Описывая вещи и подмечая детали обстановки, Бальзак подбрасывает читателю, словно сыщику, идущему по следу преступника, улики, позволяющие определить, какое положение в обществе занимает персонаж и каков склад его души. Через тридцать пять лет у Флобера в «Воспитании чувств» уже герои будут оценивать друг друга по вещам, одежде и украшающим комнаты безделушкам.
«М-ль Ватназ… сняла перчатки и стала рассматривать мебель и безделушки. Словно антиквар, она определяла их настоящую цену. Ему [Фредерику] следовало бы спросить ее совета, тогда они достались бы ему гораздо дешевле. Она хвалила его вкус… Рукава у ней были обшиты кружевами, а лиф зеленого платья был отделан шнурами, как у гусара. Черная тюлевая шляпа с опущенными полями слегка закрывала лоб»[17].
В молодости, когда мне было около двадцати лет, я порой натыкался в западных романах на описания вещей и одежды, о которых ничего не знал из своего ограниченного жизненного опыта; тогда я лез в словари и энциклопедии. Если же и это не помогало моему воображению превратить слова в картинки, я старался увидеть в этих вещах отражение душевного состояния героя и успокаивался, только если это получалось.
Давайте обратимся к французскому роману: вещи, которые у Бальзака указывают на общественное положение героя, у Флобера намекают на его вкусы и характер, а у Золя свидетельствуют о своего рода объективном интересе автора к окружающей героя реальности. Эти же вещи – хотя, может быть, уже и другие – у Пруста обладают силой, пробуждающей воспоминания о прошлом, у Сартра превращаются в символ тошноты бытия, а у Роб-Грийе – в загадочные объекты, существующие отдельно от человека. У Жоржа Перека[18] вещи – скучные предметы потребления, чью поэтическую сущность можно разглядеть лишь тогда, когда внесешь их в список вместе с названиями брендов. В своем контексте все это выглядит убедительно. И все же важнее всего то, что вещи – это и неотъемлемая составляющая бесчисленных мгновений романа, и символ, эмблема этих мгновений. Читая роман, мы, с одной стороны, смотрим на мир глазами героев, отождествляем себя с ними, а с другой – устанавливаем связь между их чувствами и окружающими их вещами и деталями пейзажа. Сочиняя роман, автор объединяет чувства и мысли героя с окружающими его вещами – так, чтобы их можно было увидеть в одно мгновение, в одном предложении, и не отделять друг от друга события и вещи, действие и описание, как это делают наивные читатели. Читатель, заявляющий, что он, мол, «пропускает описания», конечно, ведет себя наивно, но писатель, отделяющий события от описаний, подталкивает его к этому. Когда мы, начав читать, проникаем внутрь романа, мы не можем видеть его ландшафт целиком – напротив, мы стараемся понять, почувствовать с помощью интуиции, в каком месте леса находимся. Но в случае с каждым отдельным деревом, то есть мгновением и предложением, мы желаем видеть не только поток событий и действий, но и визуальный коррелят этого мгновения. В этом случае мир романа становится в нашей голове трехмерным, убедительным, настоящим, и мы ощущаем не разрыв между событиями, действиями, вещами и ландшафтом, но, напротив, их единство – так же, как в жизни. Каждый раз, приступая к написанию романа, я чувствовал, что сначала должен увидеть его в своей голове кадр за кадром и отобрать – или создать – «правильные кадры».
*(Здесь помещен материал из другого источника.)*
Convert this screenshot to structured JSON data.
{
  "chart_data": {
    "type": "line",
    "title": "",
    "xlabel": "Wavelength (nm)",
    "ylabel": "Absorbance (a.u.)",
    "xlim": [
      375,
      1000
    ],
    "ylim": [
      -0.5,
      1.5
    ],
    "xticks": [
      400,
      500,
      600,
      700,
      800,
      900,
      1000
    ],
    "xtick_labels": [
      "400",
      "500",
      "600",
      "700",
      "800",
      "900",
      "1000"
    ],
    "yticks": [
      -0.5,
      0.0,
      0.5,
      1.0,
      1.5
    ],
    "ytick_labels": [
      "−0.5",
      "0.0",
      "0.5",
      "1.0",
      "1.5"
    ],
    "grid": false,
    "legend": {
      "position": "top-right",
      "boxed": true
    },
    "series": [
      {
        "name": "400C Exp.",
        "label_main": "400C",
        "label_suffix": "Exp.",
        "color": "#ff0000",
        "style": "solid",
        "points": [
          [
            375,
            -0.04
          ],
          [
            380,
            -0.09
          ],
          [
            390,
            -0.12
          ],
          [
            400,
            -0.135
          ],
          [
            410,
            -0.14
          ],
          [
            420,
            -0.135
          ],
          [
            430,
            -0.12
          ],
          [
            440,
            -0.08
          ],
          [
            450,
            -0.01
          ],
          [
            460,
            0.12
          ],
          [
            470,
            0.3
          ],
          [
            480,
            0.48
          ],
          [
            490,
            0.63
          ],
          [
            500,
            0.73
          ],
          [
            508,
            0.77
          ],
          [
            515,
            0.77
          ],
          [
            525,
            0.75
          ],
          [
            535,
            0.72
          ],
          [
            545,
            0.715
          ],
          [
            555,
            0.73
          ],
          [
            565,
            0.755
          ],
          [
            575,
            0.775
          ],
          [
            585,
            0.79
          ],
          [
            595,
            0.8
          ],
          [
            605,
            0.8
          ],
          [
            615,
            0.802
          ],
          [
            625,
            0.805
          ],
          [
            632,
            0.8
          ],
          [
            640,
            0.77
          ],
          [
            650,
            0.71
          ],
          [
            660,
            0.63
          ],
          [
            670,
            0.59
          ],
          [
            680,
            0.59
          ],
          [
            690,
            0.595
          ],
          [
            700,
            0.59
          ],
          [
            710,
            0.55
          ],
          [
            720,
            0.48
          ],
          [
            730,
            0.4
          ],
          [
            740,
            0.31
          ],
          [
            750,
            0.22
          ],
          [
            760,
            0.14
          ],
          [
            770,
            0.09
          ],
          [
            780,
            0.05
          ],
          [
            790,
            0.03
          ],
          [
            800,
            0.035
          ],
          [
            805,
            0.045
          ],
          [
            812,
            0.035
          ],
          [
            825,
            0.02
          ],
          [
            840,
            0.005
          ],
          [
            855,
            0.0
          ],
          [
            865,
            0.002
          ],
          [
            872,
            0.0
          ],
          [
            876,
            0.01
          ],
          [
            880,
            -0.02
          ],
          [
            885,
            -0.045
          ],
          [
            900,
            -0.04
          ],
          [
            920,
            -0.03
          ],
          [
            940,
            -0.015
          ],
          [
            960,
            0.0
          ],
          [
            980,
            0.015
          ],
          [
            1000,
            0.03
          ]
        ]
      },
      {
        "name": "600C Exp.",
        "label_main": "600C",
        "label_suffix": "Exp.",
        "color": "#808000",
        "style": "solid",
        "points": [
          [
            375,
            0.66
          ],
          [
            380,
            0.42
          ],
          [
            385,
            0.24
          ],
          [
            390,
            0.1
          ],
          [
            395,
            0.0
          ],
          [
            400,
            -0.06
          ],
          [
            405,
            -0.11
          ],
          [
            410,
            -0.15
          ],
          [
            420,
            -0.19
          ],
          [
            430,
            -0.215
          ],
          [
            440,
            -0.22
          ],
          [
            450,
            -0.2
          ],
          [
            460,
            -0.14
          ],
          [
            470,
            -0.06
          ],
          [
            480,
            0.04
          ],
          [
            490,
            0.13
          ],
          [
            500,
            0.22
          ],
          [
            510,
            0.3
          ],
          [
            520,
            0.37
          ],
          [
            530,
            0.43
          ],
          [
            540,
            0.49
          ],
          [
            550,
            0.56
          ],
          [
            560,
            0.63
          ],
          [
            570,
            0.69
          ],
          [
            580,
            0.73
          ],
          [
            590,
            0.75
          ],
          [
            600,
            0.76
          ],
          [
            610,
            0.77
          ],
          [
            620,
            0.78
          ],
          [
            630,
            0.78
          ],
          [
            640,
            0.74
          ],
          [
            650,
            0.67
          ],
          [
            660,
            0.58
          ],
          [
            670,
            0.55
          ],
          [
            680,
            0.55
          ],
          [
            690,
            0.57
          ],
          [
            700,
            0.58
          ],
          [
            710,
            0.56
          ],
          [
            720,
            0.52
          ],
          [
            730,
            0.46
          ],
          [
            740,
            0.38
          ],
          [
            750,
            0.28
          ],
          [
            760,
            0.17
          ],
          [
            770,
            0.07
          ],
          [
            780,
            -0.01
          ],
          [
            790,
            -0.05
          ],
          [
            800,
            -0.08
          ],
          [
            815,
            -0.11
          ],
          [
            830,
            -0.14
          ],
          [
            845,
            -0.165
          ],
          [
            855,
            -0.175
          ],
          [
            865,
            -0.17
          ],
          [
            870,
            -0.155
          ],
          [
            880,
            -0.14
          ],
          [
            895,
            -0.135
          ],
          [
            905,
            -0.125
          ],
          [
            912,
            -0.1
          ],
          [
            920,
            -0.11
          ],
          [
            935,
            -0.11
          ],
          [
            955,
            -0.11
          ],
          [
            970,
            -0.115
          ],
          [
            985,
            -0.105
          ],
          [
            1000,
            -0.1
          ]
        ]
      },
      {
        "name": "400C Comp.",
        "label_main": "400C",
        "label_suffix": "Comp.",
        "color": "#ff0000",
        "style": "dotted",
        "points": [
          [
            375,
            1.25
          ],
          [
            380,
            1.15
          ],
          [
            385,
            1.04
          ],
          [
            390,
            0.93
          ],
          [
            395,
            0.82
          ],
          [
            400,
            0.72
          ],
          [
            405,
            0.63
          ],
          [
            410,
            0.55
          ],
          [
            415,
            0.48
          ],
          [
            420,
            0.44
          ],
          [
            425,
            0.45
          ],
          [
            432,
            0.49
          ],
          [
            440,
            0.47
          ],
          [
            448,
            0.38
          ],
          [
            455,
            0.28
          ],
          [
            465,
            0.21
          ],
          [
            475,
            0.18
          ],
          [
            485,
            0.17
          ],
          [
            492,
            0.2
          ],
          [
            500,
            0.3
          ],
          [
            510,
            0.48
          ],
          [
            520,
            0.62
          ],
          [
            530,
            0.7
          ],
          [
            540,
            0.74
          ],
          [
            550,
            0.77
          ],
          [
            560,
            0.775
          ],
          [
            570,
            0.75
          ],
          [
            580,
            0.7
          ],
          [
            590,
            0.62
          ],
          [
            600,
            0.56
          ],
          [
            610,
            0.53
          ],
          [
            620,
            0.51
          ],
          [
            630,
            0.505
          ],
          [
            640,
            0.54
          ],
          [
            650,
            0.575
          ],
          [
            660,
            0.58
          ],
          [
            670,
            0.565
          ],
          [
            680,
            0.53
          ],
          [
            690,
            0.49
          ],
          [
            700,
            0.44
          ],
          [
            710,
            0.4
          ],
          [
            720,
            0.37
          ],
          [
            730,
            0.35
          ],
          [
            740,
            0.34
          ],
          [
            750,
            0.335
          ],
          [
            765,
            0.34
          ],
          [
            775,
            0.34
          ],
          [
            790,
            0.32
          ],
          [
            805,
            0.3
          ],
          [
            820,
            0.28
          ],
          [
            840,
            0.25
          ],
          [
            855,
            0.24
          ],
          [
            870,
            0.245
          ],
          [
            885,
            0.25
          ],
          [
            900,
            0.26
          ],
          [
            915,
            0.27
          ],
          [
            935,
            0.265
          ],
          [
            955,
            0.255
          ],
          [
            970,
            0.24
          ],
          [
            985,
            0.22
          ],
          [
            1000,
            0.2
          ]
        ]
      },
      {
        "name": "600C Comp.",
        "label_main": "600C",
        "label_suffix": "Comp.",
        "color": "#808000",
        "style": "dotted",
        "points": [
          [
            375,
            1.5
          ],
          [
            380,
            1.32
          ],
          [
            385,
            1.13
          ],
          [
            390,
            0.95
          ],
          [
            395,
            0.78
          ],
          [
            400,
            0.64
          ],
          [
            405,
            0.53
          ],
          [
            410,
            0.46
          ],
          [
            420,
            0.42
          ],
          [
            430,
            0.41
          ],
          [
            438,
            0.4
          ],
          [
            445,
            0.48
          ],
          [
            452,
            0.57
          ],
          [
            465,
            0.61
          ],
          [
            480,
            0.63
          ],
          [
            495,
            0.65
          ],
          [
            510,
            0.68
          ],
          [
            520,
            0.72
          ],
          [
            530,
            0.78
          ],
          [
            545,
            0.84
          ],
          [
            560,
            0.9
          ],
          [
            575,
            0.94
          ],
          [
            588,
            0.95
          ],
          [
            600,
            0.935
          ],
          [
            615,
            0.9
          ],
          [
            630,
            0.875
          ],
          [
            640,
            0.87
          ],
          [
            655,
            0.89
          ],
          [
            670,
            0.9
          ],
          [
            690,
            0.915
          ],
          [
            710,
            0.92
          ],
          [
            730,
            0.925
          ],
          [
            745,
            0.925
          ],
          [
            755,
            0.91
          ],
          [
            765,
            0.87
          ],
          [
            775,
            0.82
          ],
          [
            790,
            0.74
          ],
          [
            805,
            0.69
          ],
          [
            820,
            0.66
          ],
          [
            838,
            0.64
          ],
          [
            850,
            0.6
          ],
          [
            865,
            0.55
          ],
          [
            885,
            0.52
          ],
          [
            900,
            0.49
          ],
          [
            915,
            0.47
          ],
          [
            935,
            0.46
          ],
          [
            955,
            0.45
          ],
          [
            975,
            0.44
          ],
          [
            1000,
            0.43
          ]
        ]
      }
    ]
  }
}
Позвольте мне привести пример из Генри Джеймса: в предисловии к роману «Золотая чаша» он, вспоминая, как размышлял о том, от имени какого второстепенного персонажа вести повествование, – для Джеймса это всегда был главный технический вопрос, – употребляет выражение «увидеть мой рассказ» («seeing my story»), а затем называет своего рассказчика художником, поскольку тот не вмешивается в события, смотрит на них со стороны и не размышляет о вопросах нравственности. Генри Джеймс всегда чувствовал, что искусство романиста заключается в умении рисовать словами, и в своих предисловиях и критических статьях постоянно использовал – как в прямом, так и в переносном значении – такие слова, как «панорама», «картина», «художник».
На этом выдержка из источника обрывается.